The Data Paradox

GPT-4 was trained on roughly 15 trillion tokens — about 1.5 quadrillion bits, equivalent to hundreds of human lifetimes of reading. That sounds like an enormous amount of information. And it is, if you’re thinking about information the way programmers think about it: as text to be processed.

But here’s what is missing from the narrative: a 4-year-old has already processed more data than GPT-4. Much more.

Consider what happens when you are awake. Your visual cortex alone processes about 1 billion bits per second. Over four years — assuming 12 waking hours per day — that’s about 63 quadrillion bits just from vision. Add in the other senses and you’re likely approaching 65–70 quadrillion bits total — more than 40 times what we feed our largest language models.

The difference isn’t just in volume of data. It’s in the type of learning that data enables. When a child sees a ball roll behind a couch, they learn something fundamental about object permanence and spatial reasoning. When an LLM reads “the ball rolled behind the couch,” it learns statistical patterns about word sequences.

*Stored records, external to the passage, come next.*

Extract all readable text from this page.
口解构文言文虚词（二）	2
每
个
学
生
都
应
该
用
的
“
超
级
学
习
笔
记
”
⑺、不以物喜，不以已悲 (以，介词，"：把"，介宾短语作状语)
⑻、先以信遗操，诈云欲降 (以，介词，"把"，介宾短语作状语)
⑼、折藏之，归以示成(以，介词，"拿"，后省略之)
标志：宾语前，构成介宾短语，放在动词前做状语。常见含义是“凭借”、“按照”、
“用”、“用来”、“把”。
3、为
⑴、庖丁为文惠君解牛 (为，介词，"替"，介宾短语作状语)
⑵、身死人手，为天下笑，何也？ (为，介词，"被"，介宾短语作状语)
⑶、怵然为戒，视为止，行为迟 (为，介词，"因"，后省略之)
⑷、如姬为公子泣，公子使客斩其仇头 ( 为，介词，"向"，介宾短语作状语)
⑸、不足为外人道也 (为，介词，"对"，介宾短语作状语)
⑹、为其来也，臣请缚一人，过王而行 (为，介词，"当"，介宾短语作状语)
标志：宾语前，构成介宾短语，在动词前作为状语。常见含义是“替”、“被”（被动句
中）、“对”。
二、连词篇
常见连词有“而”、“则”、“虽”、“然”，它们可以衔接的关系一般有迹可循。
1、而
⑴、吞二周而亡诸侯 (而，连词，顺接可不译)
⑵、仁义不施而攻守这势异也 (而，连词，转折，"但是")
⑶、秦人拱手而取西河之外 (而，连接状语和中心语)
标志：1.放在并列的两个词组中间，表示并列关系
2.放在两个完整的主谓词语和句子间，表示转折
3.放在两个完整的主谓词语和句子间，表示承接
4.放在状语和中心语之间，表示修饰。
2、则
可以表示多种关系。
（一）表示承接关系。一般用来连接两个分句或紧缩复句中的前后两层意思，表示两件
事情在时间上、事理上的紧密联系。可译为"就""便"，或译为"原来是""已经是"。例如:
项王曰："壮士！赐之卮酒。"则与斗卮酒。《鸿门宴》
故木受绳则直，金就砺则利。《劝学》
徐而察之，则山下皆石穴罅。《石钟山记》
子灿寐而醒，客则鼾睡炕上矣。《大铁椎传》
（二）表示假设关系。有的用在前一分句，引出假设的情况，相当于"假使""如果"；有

This explains something that seem to puzzle many people: why language models can write sophisticated prose about physics but can’t figure out that a marble will fall if you let go of it. They’ve learned to manipulate symbols without understanding what those symbols refer to.

The child’s advantage isn’t just the amount of data, but that it’s the right kind of data. Every photon hitting their retina, every sensation of pressure felt in their fingertips, is grounded in physical reality. They’re not learning about the world; they’re learning from the world.

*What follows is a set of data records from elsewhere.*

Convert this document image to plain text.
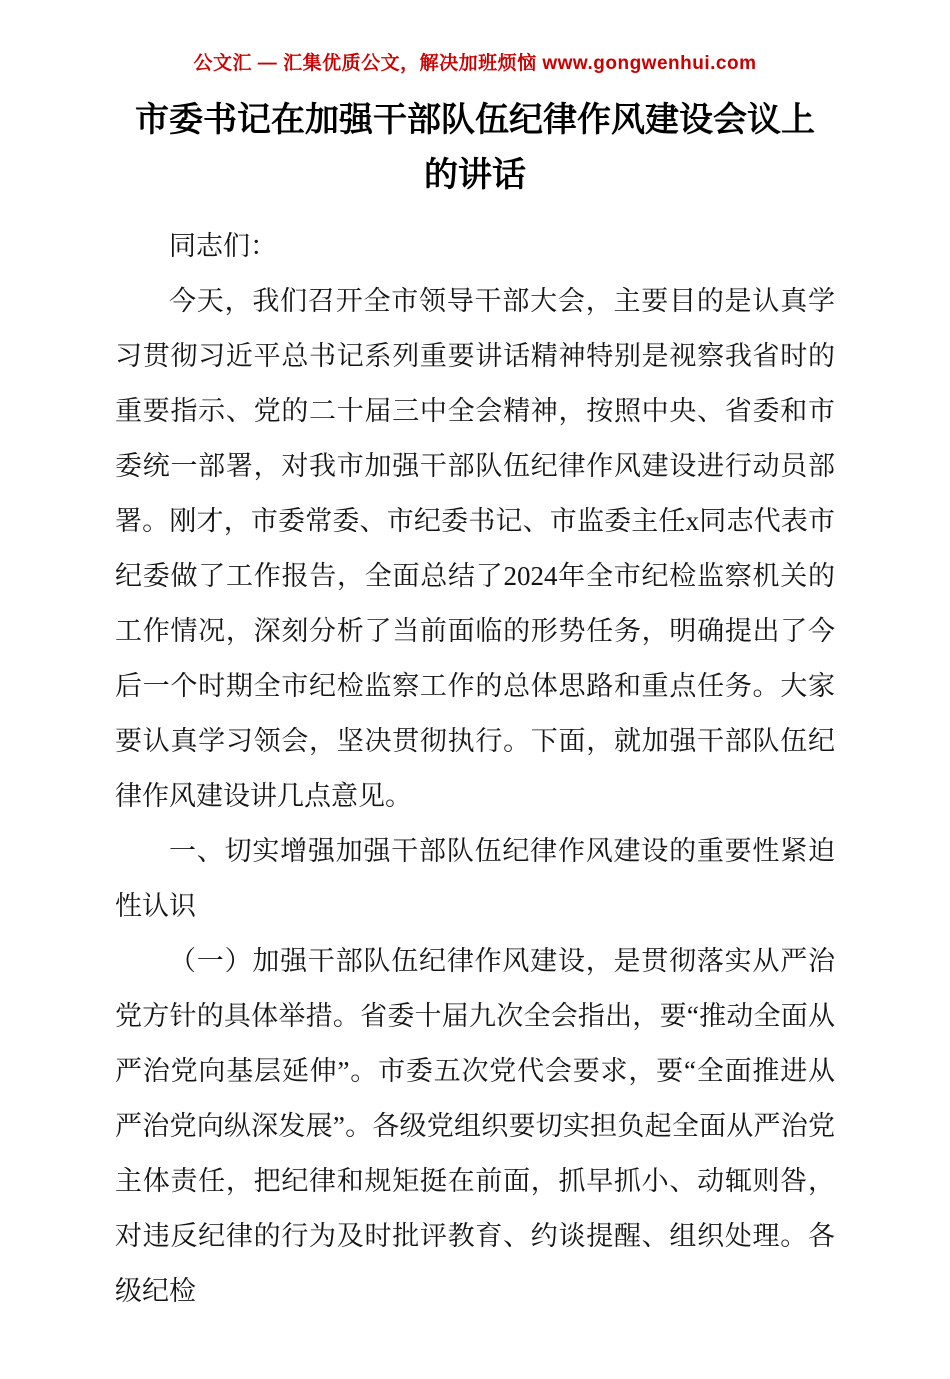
公文汇 — 汇集优质公文，解决加班烦恼 www.gongwenhui.com
市委书记在加强干部队伍纪律作风建设会议上的讲话

同志们：

今天，我们召开全市领导干部大会，主要目的是认真学习贯彻习近平总书记系列重要讲话精神特别是视察我省时的重要指示、党的二十届三中全会精神，按照中央、省委和市委统一部署，对我市加强干部队伍纪律作风建设进行动员部署。刚才，市委常委、市纪委书记、市监委主任x同志代表市纪委做了工作报告，全面总结了2024年全市纪检监察机关的工作情况，深刻分析了当前面临的形势任务，明确提出了今后一个时期全市纪检监察工作的总体思路和重点任务。大家要认真学习领会，坚决贯彻执行。下面，就加强干部队伍纪律作风建设讲几点意见。

一、切实增强加强干部队伍纪律作风建设的重要性紧迫性认识

（一）加强干部队伍纪律作风建设，是贯彻落实从严治党方针的具体举措。省委十届九次全会指出，要“推动全面从严治党向基层延伸”。市委五次党代会要求，要“全面推进从严治党向纵深发展”。各级党组织要切实担负起全面从严治党主体责任，把纪律和规矩挺在前面，抓早抓小、动辄则咎，对违反纪律的行为及时批评教育、约谈提醒、组织处理。各级纪检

This is why I think the most interesting AI work today is multimodal. Those who figure out how to give their models genuine sensory experience—not just image classification, but the kind of rich, embodied interaction that lets you build causal models of reality—will have a significant advantage.

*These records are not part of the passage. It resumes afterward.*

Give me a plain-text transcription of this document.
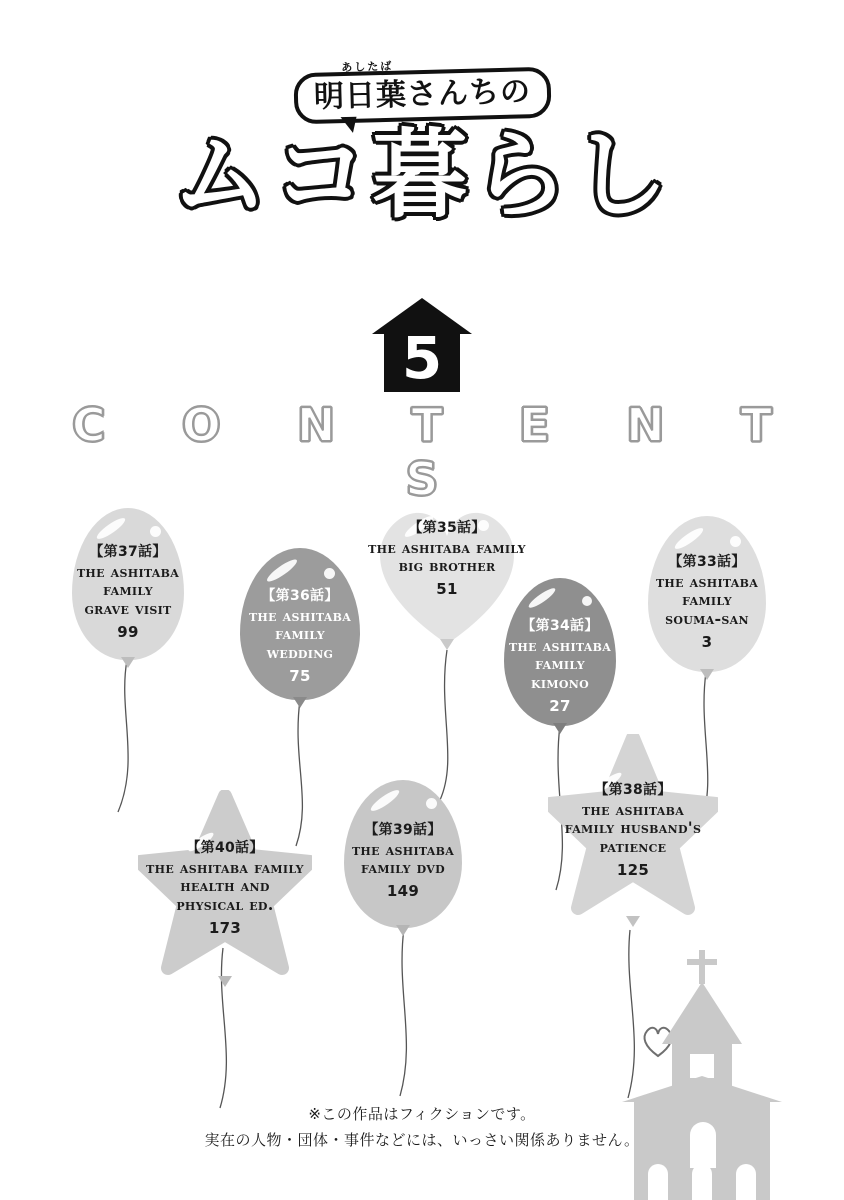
あしたば
明日葉さんちの
ムコ暮らし
5
C O N T E N T S
【第37話】
the ashitaba family
grave visit
99
【第36話】
the ashitaba
family wedding
75
【第35話】
the ashitaba family
big brother
51
【第34話】
the ashitaba
family kimono
27
【第33話】
the ashitaba family
souma-san
3
【第38話】
the ashitaba
family husband's
patience
125
【第39話】
the ashitaba
family dvd
149
【第40話】
the ashitaba family
health and
physical ed.
173
※この作品はフィクションです。
実在の人物・団体・事件などには、いっさい関係ありません。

There’s another lesson here about learning efficiency. Humans are remarkably good at extracting understanding from a small number of experiences. Show a child a few examples of something and they generalise. LLMs need thousands of examples to learn the same patterns.

This suggests we’re not just facing a data problem, but an architecture problem. Current models learn by gradient descent over massive datasets. Humans learn through active exploration, hypothesis formation, and real-time feedback. These are fundamentally different approaches.

Those building the next generation of AI systems are probably thinking less about how to gather more text and more about how to create systems that learn the way children do: through rich, multimodal interaction with their environment.

The fact that a 4-year-old has processed more data, and done so more meaningfully, than our most sophisticated AI systems isn’t just an interesting observation. It’s a roadmap.